Sin maíz, no hay país
Numerosos términos de alimentos que hoy forman parte de nuestro vocabulario habitual tienen su origen en lenguas indígenas de Latinoamérica que se incorporaron…
Sin maíz, no hay país, escribió el escritor uruguayo Eduardo Galeano. Y sin maíz probablemente no se entendería Latinoamérica y gran parte de la cultura hispana. Pero maíz, una palabra de origen indígena, como aguacate, ananás o maní, no hace tanto tiempo que pertenece al vocabulario español, ni tampoco al de otros idiomas de origen europeo.

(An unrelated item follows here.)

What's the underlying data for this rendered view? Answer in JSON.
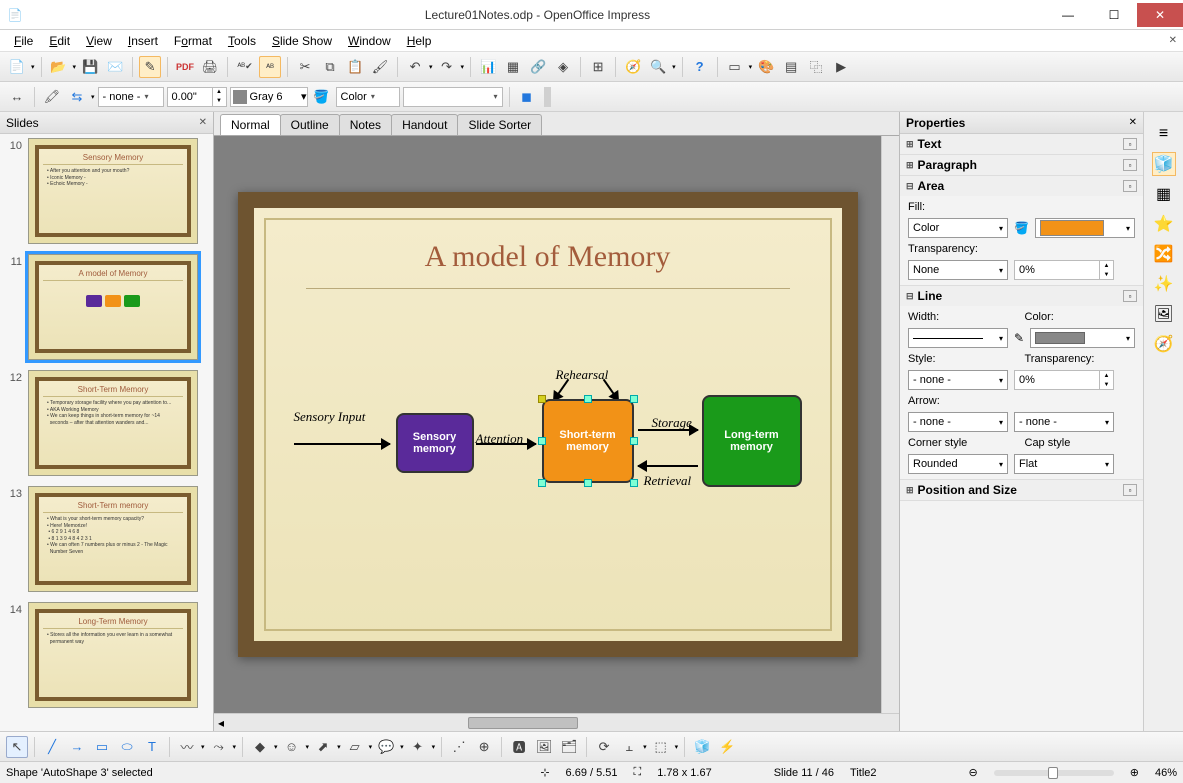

“Muchos de estos nombres de alimentos entraron a Europa por vía de las crónicas de los exploradores españoles en el continente americano”, explica Emma Martinell, doctora en Filología Hispánica de la Universidad de Barcelona y una de las autoras del libro De América a Europa. Denominaciones de alimentos en lenguas europeas, que acaba de publicar editorial Iberoamericana.
Una atención especial se merece el explorador y antropólogo jesuita del siglo XVI José de Acosta. Su obra, Historia natural y moral de las Indias, publicada en 1590 y traducida a varios idiomas en los años siguientes, “trata de las cosas notables del cielo, plantas, ritos y ceremonias de los indios, sirviéndose de voces indígenas de los distintos territorios del Nuevo Mundo, y haciendo uso de abundantes voces amerindias de las zonas antillana, mexicana y andina, explica Martinell. Entre ellas encontramos: papa, yuca, chocolate, ají, maíz, guava, tomate, etc.
Para la denominación del maíz es importante lo que Acosta escribe en su libro sobre el pan de Indias, hecho de maís, también llamado “trigo de las Indias”, pues “ningún género de trigo se halla que tuviesen”, escribió Acosta.
“Concebimos este libro como un homenaje a las lenguas panamericanas”, explica Martinell. “Y ahora tiene más sentido, teniendo en cuenta el auge de la inmigración latina en Europa y Estados Unidos, y con ella, la llegada de la cocina latinoamericana al mundo: cebiche, guacamole, tortillas… También tiene que ver con la moda del slow food, la cocina de proximidad. La gente quiere saber el origen de lo que come”, añade la reconocida filóloga barcelonesa.
Martinell escribió el libro junto a una de sus exalumnas de Doctorado, la islandesa Erla Elrendsdóttir, que investigaba la llegada de voces indígenas a los idiomas europeos a través del español. Erla, por ejemplo, siguió el trazado de la palabra maíz desde su primera mención en las crónicas de Acosta hasta que es traducida al danés, y de allí, al islandés. En total, transcurrieron 178 años.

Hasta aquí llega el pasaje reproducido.